Bei der ferneren Behandlung ist es
notwendig, möglichst feuchte Luft im Kasten zu haben. Durch trockene Luft
bekommen die Melonen fast augenblicklich Ungeziefer (Rote Spinne) und
verkommen. Begießen und Spritzen der Bretterwände trägt besonders dazu bei, die
Luft feuchter zu machen. Wenn die Pflanzen größer werden, wird ihnen allmählich
mehr Luft und Licht zugeführt.
Zur Zeit der Blüte muss am fleißigsten
gelüftet werden, denn die Luftbewegung trägt wesentlich dazu bei, guten
Blütenstaub zu gewinnen. In gespannter, feuchter Luft bildet sich kein reifer
Blütenstaub; die Befruchtung der Blüten misslingt dann, selbst wenn der Versuch
gemacht wird, künstlich zu befruchten. Herrscht während der Blüte bedecktes,
trübes Wetter und es fliegen keine Bienen und anderen Insekten, so muss immer
künstlich befruchtet werden. Wenn die kleinen, halb ausgebildeten Melonen
abwelken und faulen, so ist das fast immer die Folge ungenügender Befruchtung.

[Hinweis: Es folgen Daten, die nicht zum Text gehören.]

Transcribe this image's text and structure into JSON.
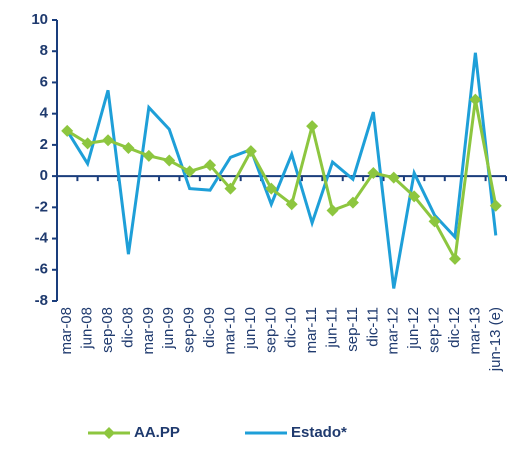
{
  "chart_data": {
    "type": "line",
    "categories": [
      "mar-08",
      "jun-08",
      "sep-08",
      "dic-08",
      "mar-09",
      "jun-09",
      "sep-09",
      "dic-09",
      "mar-10",
      "jun-10",
      "sep-10",
      "dic-10",
      "mar-11",
      "jun-11",
      "sep-11",
      "dic-11",
      "mar-12",
      "jun-12",
      "sep-12",
      "dic-12",
      "mar-13",
      "jun-13 (e)"
    ],
    "series": [
      {
        "name": "AA.PP",
        "color": "#8dc63f",
        "marker": "diamond",
        "values": [
          2.9,
          2.1,
          2.3,
          1.8,
          1.3,
          1.0,
          0.3,
          0.7,
          -0.8,
          1.6,
          -0.8,
          -1.8,
          3.2,
          -2.2,
          -1.7,
          0.2,
          -0.1,
          -1.3,
          -2.9,
          -5.3,
          4.9,
          -1.9
        ]
      },
      {
        "name": "Estado*",
        "color": "#1e9fd8",
        "values": [
          2.9,
          0.8,
          5.5,
          -5.0,
          4.4,
          3.0,
          -0.8,
          -0.9,
          1.2,
          1.7,
          -1.8,
          1.4,
          -3.0,
          0.9,
          -0.2,
          4.1,
          -7.2,
          0.2,
          -2.5,
          -3.9,
          7.9,
          -3.8
        ]
      }
    ],
    "ylim": [
      -8,
      10
    ],
    "yticks": [
      -8,
      -6,
      -4,
      -2,
      0,
      2,
      4,
      6,
      8,
      10
    ],
    "grid": false
  }
}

Unter jede Frucht wird eine Schieferplatte gelegt. Die Reife der Früchte ist
daran erkennbar, dass sie eine leuchtende Farbe annehmen, sich weich anfühlen
und einen deutlich bemerkbaren Melonenduft ausströmen.
. . .
Wenn Melonenkultur erfolglos ist, so
liegt es nicht selten an der Sorte. Es gibt sehr viele Melonensorten und die
sind in ihrer Güte, in ihren Ansprüchen und in ihrer Fruchtbarkeit sehr
verschieden: Netzmelonen mit feinen, netzartigen Narben oder flachen Sprüngen
über die ganze Frucht, Cantalupen (geriefte Melonen); dann gibt es noch glatte
Melonen und Wassermelonen.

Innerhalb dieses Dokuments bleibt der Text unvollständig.